El candidato principal también puede creer que si el otro no aporta nada de todo aquello, igual debe colocarlo en un lugar destacado por otros motivos, como, por ejemplo, convertirlo en portador simbólico de un mensaje de apertura, amplitud y/o de unidad, porque, de todos modos no corre ningún riesgo "hacia afuera", dado que su protagonismo es irreversible. Esto suele suceder con frecuencia.

Lo que ocurre es que "hacia adentro" del propio espacio pueden aparecer, a partir de esta ingeniería electoral, "grietas" indeseadas entre los "propios", cuando entra a tallar la observación del aporte y se cae en la cuenta de que ese candidato secundario no aporta nada de todo aquello que se suponía y que, gane o pierda el principal, él saldrá ganando con su posicionamiento privilegiado.
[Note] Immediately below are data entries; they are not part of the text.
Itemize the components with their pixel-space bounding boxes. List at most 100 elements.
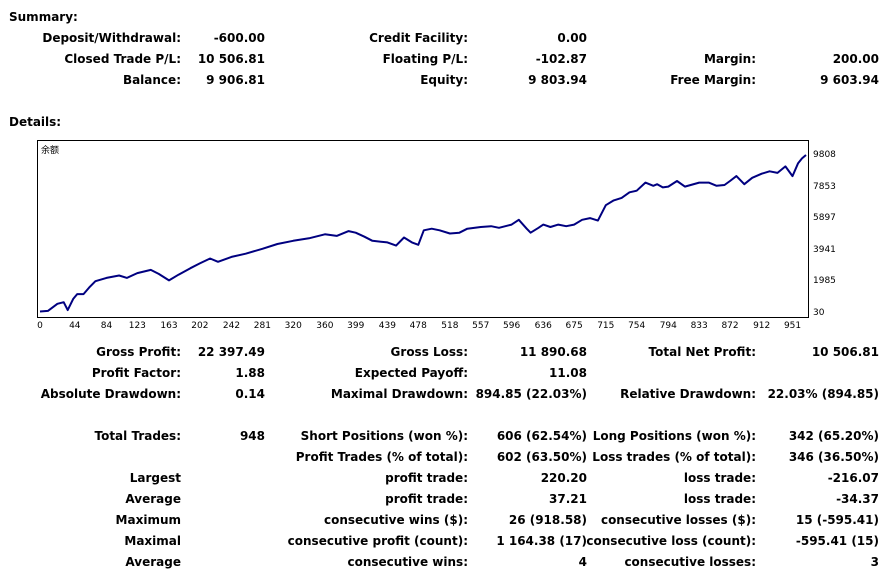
y-tick-label: 9808 bbox=[813, 150, 836, 160]
y-tick-label: 3941 bbox=[813, 244, 836, 255]
total-net-label: Total Net Profit: bbox=[648, 345, 756, 359]
equity-value: 9 803.94 bbox=[528, 73, 587, 87]
total-net-value: 10 506.81 bbox=[811, 345, 879, 359]
profit-factor-label: Profit Factor: bbox=[91, 366, 181, 380]
short-positions-value: 606 (62.54%) bbox=[496, 429, 587, 443]
avg-profit-value: 37.21 bbox=[549, 492, 587, 506]
avg-cons-losses-value: 3 bbox=[870, 555, 879, 569]
x-tick-label: 242 bbox=[222, 321, 241, 331]
largest-loss-value: -216.07 bbox=[827, 471, 879, 485]
long-positions-value: 342 (65.20%) bbox=[788, 429, 879, 443]
maximal-profit-value: 1 164.38 (17) bbox=[496, 534, 587, 548]
profit-trades-value: 602 (63.50%) bbox=[496, 450, 587, 464]
x-tick-label: 833 bbox=[690, 321, 708, 331]
abs-dd-value: 0.14 bbox=[235, 387, 265, 401]
avg-cons-wins-value: 4 bbox=[578, 555, 587, 569]
average-consecutive-label: Average bbox=[125, 555, 181, 569]
x-tick-label: 320 bbox=[284, 321, 302, 331]
balance-value: 9 906.81 bbox=[206, 73, 265, 87]
maximal-label: Maximal bbox=[124, 534, 181, 548]
maximum-label: Maximum bbox=[115, 513, 181, 527]
closed-pl-value: 10 506.81 bbox=[197, 52, 265, 66]
balance-label: Balance: bbox=[122, 73, 181, 87]
x-tick-label: 84 bbox=[100, 321, 113, 331]
x-tick-label: 44 bbox=[69, 321, 81, 331]
total-trades-label: Total Trades: bbox=[94, 429, 181, 443]
x-tick-label: 478 bbox=[409, 321, 427, 331]
balance-series-line bbox=[39, 154, 807, 313]
largest-profit-value: 220.20 bbox=[540, 471, 587, 485]
profit-trades-label: Profit Trades (% of total): bbox=[295, 450, 468, 464]
gross-profit-value: 22 397.49 bbox=[197, 345, 265, 359]
maximal-profit-label: consecutive profit (count): bbox=[287, 534, 468, 548]
expected-payoff-label: Expected Payoff: bbox=[354, 366, 468, 380]
x-tick-label: 518 bbox=[441, 321, 459, 331]
x-tick-label: 636 bbox=[534, 321, 552, 331]
largest-label: Largest bbox=[129, 471, 181, 485]
x-tick-label: 202 bbox=[191, 321, 209, 331]
x-tick-label: 715 bbox=[597, 321, 615, 331]
max-cons-losses-label: consecutive losses ($): bbox=[600, 513, 756, 527]
floating-pl-label: Floating P/L: bbox=[382, 52, 468, 66]
x-tick-label: 281 bbox=[253, 321, 271, 331]
gross-loss-value: 11 890.68 bbox=[519, 345, 587, 359]
max-dd-label: Maximal Drawdown: bbox=[330, 387, 468, 401]
balance-chart bbox=[37, 140, 809, 318]
margin-value: 200.00 bbox=[832, 52, 879, 66]
average-label: Average bbox=[125, 492, 181, 506]
x-tick-label: 360 bbox=[316, 321, 334, 331]
profit-factor-value: 1.88 bbox=[235, 366, 265, 380]
x-tick-label: 951 bbox=[783, 321, 802, 331]
max-cons-wins-label: consecutive wins ($): bbox=[323, 513, 468, 527]
balance-chart-plot bbox=[39, 154, 807, 313]
credit-label: Credit Facility: bbox=[369, 31, 468, 45]
y-tick-label: 1985 bbox=[813, 276, 836, 287]
x-tick-label: 163 bbox=[160, 321, 178, 331]
largest-loss-label: loss trade: bbox=[683, 471, 756, 485]
max-cons-wins-value: 26 (918.58) bbox=[508, 513, 587, 527]
total-trades-value: 948 bbox=[239, 429, 265, 443]
avg-cons-losses-label: consecutive losses: bbox=[624, 555, 756, 569]
closed-pl-label: Closed Trade P/L: bbox=[64, 52, 181, 66]
x-tick-label: 754 bbox=[628, 321, 646, 331]
free-margin-label: Free Margin: bbox=[670, 73, 756, 87]
gross-profit-label: Gross Profit: bbox=[96, 345, 181, 359]
free-margin-value: 9 603.94 bbox=[820, 73, 879, 87]
details-title: Details: bbox=[9, 115, 62, 129]
summary-title: Summary: bbox=[9, 10, 78, 24]
rel-dd-value: 22.03% (894.85) bbox=[767, 387, 879, 401]
x-tick-label: 912 bbox=[753, 321, 771, 331]
loss-trades-label: Loss trades (% of total): bbox=[592, 450, 756, 464]
avg-loss-value: -34.37 bbox=[836, 492, 879, 506]
rel-dd-label: Relative Drawdown: bbox=[620, 387, 756, 401]
loss-trades-value: 346 (36.50%) bbox=[788, 450, 879, 464]
avg-loss-label: loss trade: bbox=[683, 492, 756, 506]
largest-profit-label: profit trade: bbox=[385, 471, 468, 485]
x-tick-label: 675 bbox=[565, 321, 583, 331]
x-tick-label: 596 bbox=[503, 321, 521, 331]
deposit-value: -600.00 bbox=[213, 31, 265, 45]
x-tick-label: 557 bbox=[472, 321, 490, 331]
avg-profit-label: profit trade: bbox=[385, 492, 468, 506]
avg-cons-wins-label: consecutive wins: bbox=[347, 555, 468, 569]
floating-pl-value: -102.87 bbox=[535, 52, 587, 66]
deposit-label: Deposit/Withdrawal: bbox=[42, 31, 181, 45]
margin-label: Margin: bbox=[703, 52, 756, 66]
maximal-loss-value: -595.41 (15) bbox=[795, 534, 879, 548]
max-dd-value: 894.85 (22.03%) bbox=[475, 387, 587, 401]
credit-value: 0.00 bbox=[557, 31, 587, 45]
short-positions-label: Short Positions (won %): bbox=[300, 429, 468, 443]
x-tick-label: 439 bbox=[378, 321, 396, 331]
maximal-loss-label: consecutive loss (count): bbox=[586, 534, 756, 548]
x-tick-label: 794 bbox=[659, 321, 677, 331]
long-positions-label: Long Positions (won %): bbox=[592, 429, 756, 443]
y-tick-label: 30 bbox=[813, 308, 825, 318]
x-tick-label: 872 bbox=[721, 321, 739, 331]
expected-payoff-value: 11.08 bbox=[549, 366, 587, 380]
gross-loss-label: Gross Loss: bbox=[390, 345, 468, 359]
chart-title: 余额 bbox=[41, 146, 60, 156]
x-tick-label: 123 bbox=[128, 321, 146, 331]
y-tick-label: 5897 bbox=[813, 213, 836, 224]
abs-dd-label: Absolute Drawdown: bbox=[40, 387, 181, 401]
x-tick-label: 0 bbox=[37, 321, 43, 331]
¿Qué hacer?, se preguntó alguien alguna vez. Simple: recurrir a un candidato secundario "propio", aunque no aporte nada de todo aquello, que, de todos modos, el otro tampoco aporta, lo que garantiza, al menos, que no se cortará solo, que el candidato principal podrá contar con él gane o pierda la compulsa. Si los votos, en cualquiera de los dos casos, los aporta el candidato principal. ¿Por qué, entonces, rifar ese capital político?

Sucede que por debajo de aquella mentalidad burocrática fluye el magma de la desestructuración de las identidades partidarias. Sólo vemos sellos que remiten a una alianza electoral y en cada una de ellas conviven radicales, peronistas, liberales, socialistas. Ni siquiera la izquierda puede configurarse en un solo bloque. Porque ningún partido político puede expresar hoy algo ideológicamente singular. Eso es cosa del siglo 20 (1).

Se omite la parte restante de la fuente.